Era uma vez uma rapariga que se chamava Joana. A mãe dela já tinha falecido. Então, ela ficou com o pai.
O pai da Joana ficou muito abalado com a morte da esposa, então, ele começou a beber muito até ficar completamente bêbado.
Quando o pai da Joana estava completamente bêbedo batia-lhe. Ela sofria com as dores de o pai lhe bater, mas sofria principalmente pelo estado a que o pai chegou, ao desespero.
A notícia que o pai da Joana bebia até ficar completamente bêbado espalhou-se rapidamente.
Na escola quase todas as pessoas a descriminavam. Uns diziam coitada que o pai bebe até ficar completamente bêbado, outros diziam coitada, o pai fica bêbado quase todos os dias e ainda outros diziam se calhar ela também é uma bêbada como o pai.
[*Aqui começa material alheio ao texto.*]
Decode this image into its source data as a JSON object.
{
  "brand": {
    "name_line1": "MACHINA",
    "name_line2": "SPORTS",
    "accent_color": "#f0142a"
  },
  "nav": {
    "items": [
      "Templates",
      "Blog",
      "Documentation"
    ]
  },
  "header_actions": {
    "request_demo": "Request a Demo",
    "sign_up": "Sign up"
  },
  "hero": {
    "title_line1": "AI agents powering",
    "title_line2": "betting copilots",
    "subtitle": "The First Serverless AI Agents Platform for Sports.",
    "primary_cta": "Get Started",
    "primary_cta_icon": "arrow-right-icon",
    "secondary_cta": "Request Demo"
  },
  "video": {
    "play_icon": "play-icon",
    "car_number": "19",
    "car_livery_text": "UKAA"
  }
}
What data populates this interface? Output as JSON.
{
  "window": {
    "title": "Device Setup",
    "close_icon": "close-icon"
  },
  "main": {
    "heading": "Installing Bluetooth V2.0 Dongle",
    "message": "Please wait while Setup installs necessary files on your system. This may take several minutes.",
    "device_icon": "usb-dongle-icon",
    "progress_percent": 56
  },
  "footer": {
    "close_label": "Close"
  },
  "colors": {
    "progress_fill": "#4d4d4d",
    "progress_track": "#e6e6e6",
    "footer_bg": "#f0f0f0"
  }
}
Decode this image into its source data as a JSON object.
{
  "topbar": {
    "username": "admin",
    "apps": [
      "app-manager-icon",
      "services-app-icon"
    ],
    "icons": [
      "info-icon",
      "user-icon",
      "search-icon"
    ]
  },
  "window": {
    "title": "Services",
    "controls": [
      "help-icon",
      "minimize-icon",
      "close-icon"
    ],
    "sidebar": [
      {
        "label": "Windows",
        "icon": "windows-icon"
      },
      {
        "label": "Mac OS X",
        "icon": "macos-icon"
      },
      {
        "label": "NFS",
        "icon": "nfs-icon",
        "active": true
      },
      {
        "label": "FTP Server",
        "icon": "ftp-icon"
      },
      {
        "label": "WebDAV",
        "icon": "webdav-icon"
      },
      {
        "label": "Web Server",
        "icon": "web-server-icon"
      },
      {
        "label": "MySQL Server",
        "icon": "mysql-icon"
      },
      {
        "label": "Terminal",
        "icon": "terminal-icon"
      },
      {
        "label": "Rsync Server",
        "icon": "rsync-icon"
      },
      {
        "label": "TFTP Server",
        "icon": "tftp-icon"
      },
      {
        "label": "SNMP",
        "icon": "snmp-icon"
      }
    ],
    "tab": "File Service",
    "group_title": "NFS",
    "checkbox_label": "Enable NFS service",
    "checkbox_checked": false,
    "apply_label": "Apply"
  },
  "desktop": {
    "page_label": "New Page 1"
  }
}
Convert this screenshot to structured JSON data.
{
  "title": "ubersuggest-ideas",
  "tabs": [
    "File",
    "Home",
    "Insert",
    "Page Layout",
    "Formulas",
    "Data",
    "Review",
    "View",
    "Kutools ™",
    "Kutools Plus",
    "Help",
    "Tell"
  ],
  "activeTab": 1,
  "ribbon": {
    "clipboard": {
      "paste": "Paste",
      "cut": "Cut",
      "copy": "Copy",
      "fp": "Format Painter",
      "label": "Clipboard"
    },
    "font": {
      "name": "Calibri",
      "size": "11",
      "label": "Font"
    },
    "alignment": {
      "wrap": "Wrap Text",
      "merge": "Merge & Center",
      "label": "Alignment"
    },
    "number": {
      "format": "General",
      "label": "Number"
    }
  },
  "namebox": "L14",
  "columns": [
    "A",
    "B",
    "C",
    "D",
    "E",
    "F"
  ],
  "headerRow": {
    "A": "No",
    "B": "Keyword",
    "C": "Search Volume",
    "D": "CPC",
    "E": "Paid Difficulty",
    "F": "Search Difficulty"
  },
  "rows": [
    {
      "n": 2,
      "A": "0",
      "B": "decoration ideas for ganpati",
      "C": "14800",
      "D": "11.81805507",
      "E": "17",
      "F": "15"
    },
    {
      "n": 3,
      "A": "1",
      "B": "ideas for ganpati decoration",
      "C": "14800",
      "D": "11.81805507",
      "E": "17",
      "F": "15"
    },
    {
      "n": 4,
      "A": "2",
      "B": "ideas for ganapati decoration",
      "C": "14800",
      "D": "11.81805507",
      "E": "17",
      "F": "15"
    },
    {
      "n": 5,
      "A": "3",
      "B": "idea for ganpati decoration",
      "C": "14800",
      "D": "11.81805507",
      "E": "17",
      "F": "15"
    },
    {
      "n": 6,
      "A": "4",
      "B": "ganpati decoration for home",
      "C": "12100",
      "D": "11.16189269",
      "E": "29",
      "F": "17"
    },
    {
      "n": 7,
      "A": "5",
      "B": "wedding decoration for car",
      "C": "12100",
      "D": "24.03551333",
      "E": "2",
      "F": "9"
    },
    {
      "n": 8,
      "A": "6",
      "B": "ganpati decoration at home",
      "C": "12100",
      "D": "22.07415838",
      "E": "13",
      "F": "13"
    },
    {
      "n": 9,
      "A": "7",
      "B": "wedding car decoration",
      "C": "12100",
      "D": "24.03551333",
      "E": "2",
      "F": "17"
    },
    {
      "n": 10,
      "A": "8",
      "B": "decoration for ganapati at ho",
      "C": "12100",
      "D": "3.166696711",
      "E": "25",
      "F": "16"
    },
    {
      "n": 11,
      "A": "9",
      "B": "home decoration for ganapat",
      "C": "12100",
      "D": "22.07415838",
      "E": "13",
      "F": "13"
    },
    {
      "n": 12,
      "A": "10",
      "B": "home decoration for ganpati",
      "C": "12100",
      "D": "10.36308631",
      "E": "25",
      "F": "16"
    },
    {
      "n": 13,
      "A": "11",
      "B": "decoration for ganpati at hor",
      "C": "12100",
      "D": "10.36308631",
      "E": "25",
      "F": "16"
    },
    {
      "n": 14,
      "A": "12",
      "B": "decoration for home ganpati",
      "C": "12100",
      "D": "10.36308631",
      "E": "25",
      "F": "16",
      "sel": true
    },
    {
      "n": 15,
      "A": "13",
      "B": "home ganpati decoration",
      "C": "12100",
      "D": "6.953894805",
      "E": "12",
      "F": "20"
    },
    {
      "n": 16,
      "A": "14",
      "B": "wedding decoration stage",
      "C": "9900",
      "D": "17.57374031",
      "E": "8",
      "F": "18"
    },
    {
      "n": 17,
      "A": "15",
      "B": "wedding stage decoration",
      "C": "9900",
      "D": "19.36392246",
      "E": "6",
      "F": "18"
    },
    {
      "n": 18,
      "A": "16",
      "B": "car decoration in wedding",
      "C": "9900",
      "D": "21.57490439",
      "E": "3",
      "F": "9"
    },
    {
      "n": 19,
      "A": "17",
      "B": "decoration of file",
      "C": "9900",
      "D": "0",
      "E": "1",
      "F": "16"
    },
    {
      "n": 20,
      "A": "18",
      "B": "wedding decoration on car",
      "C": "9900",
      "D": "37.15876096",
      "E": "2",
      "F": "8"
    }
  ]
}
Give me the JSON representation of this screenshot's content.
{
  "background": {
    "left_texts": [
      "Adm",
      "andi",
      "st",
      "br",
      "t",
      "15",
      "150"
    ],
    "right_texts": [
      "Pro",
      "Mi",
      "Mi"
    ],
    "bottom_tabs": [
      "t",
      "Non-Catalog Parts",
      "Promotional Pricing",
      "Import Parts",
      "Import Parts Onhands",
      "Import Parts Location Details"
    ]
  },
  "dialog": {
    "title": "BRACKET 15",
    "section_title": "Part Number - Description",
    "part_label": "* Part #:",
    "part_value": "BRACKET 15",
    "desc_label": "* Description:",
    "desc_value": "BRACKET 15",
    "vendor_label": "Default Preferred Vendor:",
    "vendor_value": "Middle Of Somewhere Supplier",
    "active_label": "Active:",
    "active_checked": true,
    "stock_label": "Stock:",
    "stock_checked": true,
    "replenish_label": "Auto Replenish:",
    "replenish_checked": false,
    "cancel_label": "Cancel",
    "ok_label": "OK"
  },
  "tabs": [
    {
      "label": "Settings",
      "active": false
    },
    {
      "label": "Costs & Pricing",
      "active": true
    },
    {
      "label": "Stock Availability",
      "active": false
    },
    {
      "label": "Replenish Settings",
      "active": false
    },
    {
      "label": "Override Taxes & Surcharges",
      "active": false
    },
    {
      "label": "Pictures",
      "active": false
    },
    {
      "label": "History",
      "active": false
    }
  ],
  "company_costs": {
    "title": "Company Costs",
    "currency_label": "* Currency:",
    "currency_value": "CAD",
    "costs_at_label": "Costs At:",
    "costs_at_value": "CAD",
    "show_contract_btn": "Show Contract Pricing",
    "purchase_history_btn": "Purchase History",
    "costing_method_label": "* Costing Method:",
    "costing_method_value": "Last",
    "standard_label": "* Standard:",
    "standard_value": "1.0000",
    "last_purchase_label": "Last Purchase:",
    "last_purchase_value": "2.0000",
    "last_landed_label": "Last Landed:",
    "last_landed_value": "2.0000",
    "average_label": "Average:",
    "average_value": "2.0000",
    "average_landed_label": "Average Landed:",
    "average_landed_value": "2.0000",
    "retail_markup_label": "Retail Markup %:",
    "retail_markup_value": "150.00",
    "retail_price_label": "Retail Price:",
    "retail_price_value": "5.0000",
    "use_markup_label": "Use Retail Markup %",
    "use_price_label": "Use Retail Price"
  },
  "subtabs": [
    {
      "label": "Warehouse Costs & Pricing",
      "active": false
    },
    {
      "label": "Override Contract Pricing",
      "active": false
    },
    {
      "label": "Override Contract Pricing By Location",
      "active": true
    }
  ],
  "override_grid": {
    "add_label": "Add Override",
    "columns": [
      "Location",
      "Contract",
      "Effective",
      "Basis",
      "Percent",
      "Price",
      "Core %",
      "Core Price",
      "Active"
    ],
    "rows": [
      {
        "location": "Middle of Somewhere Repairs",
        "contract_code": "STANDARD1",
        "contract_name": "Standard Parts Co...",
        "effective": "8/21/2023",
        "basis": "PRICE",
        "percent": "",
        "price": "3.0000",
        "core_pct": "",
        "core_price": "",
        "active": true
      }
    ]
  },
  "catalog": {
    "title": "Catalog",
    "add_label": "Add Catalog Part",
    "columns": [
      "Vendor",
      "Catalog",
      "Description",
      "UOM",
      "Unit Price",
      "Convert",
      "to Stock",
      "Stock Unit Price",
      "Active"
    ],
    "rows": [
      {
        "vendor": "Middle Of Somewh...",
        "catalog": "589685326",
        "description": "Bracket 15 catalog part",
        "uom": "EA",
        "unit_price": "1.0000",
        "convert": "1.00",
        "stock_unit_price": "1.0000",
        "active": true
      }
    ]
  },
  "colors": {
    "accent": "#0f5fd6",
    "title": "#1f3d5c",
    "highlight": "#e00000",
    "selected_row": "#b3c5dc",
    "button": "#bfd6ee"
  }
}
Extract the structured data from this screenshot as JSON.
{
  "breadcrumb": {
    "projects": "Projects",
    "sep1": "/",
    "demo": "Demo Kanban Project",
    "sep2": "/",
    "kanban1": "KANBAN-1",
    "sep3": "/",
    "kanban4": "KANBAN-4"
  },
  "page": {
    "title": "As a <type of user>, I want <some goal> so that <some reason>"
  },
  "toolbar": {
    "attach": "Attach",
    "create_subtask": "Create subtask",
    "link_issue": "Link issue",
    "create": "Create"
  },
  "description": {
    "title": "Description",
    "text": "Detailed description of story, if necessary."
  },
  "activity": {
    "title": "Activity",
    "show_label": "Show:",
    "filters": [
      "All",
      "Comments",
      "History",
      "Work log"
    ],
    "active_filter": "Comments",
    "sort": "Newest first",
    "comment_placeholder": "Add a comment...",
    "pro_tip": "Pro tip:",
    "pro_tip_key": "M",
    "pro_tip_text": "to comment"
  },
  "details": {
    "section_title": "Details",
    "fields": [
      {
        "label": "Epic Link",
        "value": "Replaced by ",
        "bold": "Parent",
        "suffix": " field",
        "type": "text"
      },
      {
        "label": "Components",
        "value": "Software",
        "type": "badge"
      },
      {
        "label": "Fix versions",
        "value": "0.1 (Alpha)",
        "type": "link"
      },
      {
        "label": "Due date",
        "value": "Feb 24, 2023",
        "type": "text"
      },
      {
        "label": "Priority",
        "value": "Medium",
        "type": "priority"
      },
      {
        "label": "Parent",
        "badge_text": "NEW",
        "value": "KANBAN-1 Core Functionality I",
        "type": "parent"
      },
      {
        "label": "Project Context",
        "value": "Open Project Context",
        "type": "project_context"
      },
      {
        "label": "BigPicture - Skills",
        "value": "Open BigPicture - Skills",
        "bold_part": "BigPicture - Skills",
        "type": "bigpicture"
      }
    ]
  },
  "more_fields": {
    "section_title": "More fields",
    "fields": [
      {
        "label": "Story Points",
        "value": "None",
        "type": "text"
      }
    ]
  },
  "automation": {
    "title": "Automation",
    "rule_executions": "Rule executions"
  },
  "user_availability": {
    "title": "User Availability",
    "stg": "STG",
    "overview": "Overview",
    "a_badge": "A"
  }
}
Um dia ela decidiu fugir de casa, porque não aguentava mais aquilo. Quando ia na rua foi contra um rapaz. Eles começaram a conversar.
A Joana contou-lhe a sua história, ele falou-lhe da sua vida e tinha uma história quase idêntica à da Joana. Ele indicou-lhe um centro aonde acolhem pessoas que têm o mesmo tipo de problemas que ela.
A Joana foi a esse centro. Quando lá chegou foi atendia por uma pessoa muito simpática. Ela decidiu ficar lá uns tempos.
No dia seguinte na escola ela encontrou o rapaz que a ajudou. Ela foi ter com ele e perguntou-lhe o que é que ele estava a fazer naquela escola e ele disse-lhe que se tinha mudado para lá, ela ficou muito feliz.
As pessoas que diziam coisas sobre ela e sobre o pai ficaram muito admiradas por verem que aquele rapaz era amigo dela.
As vezes essas pessoas iam ter com ele quando a Joana não estava e perguntavam como é que ele conseguia andar com ela, e ele dizia para não falar dos outros porque também lhes podia acontecer.
O pai dela começou a procurá-la mas não a encontrou.
Um certo dia ela decidiu ir falar com o pai. Quando chegou a casa do pai ele disse-lhe para entrar.
A Joana perguntou ao pai porque é que ele começou a beber e ele disse-lhe que o motivo daquilo tudo foi falecimento da mãe dela. A Joana disse ao pai que também sofreu muito como ele e que tentou superar isso e que conseguiu. O pai dela pediu-lhe para voltar para casa, mas ela disse-lhe que não queria voltar a passar pelo mesmo. Ela disse-lhe que só voltava depois de ele se curar daquela doença que era o alcoolismo, que devia ir para um centro de recuperação. Ele pensou bem e aceitou ir.
Na semana seguinte ele foi para o centro de recuperação.
Na escola deixaram de fazer os comentários racistas de antigamente, e passaram a falar para ela. Ela arranjou muitos amigos, mas tinha o seu amigo especial que era o rapaz que conheceu na rua.
Passado três meses o pai da Joana já tinha feito tratamento e já podia voltar para casa.
Quando ele chegou a casa a Joana ficou muito feliz, porque ele fez-lhe uma surpresa.
No dia seguinte na escola os colegas deslocavam-se ao pé dela e diziam-lhe para dar os parabéns ao pai por ter recuperado assim tão rapidamente.
Nesse dia ela foi ao centro buscar as suas coisas, porque o pai já tinha voltado para casa e estava curado.
As pessoas do centro disseram-lhe que iam ter saudades dela, porque já estavam habituados a vê-la lá. Ela disse-lhes que ia lá visitá-los.
O rapaz que encontrou na rua foi com ela ao centro.
Eles todos viveram felizes para sempre.